Baghdad: Pentagon chief Ashton Carter arrived in Baghdad on Monday for talks with Prime Minister Haider al-Abadi on the fight against the Islamic State group and plans to recapture Mosul from the jihadists.
Carter's unannounced visit -- his fourth to Iraq since beginning his job in February 2015 -- comes two days after Iraqi forces captured an airbase to the south of Mosul that is seen as an important step toward the eventual battle for the country's second city, which has been under IS control since June 2014.
More than two years after IS overran large parts of Iraq as well as territory in neighbouring Syria, Carter wants to highlight successes, even as the jihadists have fought back with devastating attacks in Iraq and abroad.
"What I`ll be discussing with Prime Minister Abadi and our commanders there are the next plays in the campaign, which involve the collapse and control over Mosul," Carter told reporters aboard a military plane ahead of his visit.
The ultimate goal, he added, was "the recapture of all of Iraqi territory by the Iraqi security forces, but of course Mosul is the biggest part of that."

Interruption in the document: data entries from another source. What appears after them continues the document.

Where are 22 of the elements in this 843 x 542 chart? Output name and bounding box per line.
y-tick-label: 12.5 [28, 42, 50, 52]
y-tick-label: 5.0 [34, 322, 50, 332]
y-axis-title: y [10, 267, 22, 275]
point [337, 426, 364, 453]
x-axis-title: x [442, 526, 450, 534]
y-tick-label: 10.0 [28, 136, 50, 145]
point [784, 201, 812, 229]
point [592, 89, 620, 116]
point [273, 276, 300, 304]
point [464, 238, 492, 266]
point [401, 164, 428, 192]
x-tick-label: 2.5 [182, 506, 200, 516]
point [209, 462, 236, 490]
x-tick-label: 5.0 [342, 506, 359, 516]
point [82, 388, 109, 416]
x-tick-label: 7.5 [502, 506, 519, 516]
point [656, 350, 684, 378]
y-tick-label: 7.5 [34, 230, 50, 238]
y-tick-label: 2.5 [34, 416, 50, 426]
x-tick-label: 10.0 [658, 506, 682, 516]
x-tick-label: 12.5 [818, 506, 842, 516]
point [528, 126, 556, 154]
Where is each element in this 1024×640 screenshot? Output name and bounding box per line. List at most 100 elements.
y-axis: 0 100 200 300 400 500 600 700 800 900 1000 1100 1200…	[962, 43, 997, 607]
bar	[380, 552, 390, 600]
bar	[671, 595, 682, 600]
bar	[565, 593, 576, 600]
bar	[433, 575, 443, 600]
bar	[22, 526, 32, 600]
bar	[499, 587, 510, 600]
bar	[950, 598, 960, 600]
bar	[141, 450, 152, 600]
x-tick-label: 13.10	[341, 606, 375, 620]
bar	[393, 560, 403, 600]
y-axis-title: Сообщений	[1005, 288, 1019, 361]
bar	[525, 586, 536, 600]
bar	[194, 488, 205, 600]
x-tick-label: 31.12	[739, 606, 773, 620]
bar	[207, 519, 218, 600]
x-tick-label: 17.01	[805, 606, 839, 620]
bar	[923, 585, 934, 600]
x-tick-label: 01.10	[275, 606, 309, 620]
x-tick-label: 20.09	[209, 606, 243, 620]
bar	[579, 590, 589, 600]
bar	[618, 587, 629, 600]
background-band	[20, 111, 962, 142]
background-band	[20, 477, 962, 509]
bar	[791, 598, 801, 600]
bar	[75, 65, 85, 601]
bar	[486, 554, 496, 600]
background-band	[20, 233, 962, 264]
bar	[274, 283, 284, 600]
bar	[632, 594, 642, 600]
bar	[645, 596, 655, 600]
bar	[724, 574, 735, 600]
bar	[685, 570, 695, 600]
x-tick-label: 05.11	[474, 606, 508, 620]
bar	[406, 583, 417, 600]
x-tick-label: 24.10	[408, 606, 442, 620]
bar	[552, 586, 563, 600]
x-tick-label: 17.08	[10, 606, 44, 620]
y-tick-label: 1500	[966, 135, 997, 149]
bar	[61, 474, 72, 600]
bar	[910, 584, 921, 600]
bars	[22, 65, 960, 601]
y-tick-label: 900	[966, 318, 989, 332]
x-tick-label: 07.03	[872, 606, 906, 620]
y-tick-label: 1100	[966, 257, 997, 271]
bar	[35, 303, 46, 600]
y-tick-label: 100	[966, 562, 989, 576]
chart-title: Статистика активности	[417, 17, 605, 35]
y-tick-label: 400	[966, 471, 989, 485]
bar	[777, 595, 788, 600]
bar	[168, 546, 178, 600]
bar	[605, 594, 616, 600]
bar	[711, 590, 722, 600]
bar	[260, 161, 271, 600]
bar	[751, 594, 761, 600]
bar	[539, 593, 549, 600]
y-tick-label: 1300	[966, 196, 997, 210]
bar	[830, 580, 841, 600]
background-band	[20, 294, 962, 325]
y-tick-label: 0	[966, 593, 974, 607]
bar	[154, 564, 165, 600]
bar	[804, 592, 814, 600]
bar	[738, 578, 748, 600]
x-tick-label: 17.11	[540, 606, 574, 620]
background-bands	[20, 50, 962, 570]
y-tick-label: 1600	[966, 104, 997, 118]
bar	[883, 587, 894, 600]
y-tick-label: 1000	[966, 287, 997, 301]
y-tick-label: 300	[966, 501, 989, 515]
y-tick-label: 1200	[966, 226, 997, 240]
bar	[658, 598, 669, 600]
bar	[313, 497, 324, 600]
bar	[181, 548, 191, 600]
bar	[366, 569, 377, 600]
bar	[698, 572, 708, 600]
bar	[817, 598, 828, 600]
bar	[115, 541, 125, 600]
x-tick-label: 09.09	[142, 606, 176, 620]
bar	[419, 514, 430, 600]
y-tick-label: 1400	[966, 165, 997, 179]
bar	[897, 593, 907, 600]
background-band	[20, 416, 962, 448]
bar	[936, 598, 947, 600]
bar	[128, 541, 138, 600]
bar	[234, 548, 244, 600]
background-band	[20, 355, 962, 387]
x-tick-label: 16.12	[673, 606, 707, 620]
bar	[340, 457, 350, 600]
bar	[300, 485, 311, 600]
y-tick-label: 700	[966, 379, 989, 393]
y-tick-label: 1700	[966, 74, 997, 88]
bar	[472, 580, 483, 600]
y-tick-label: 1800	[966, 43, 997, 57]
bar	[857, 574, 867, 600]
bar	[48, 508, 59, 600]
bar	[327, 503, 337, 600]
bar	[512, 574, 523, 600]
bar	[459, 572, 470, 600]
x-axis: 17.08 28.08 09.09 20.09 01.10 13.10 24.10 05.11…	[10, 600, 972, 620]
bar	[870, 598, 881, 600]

The Qayyarah airbase, which Abadi announced Saturday had been recaptured, is located 60 kilometres (35 miles) south of Mosul and can serve as a launchpad for future operations to recapture the city.
US defence officials say the campaign`s first "10 plays" have been successfully completed in the US-led counter-IS campaign in Iraq and Syria.
These steps include the recapture of several important cities across the two countries, including Ramadi in Iraq and Al-Shadadi, a town in northeastern Syria previously considered a strategic IS stronghold.
Carter and President Barack Obama have been criticised for the pace of the campaign, which began in autumn 2014 and got off to a slow start, particularly in war-torn Syria, where the United States had few assets on the ground to provide targeting information.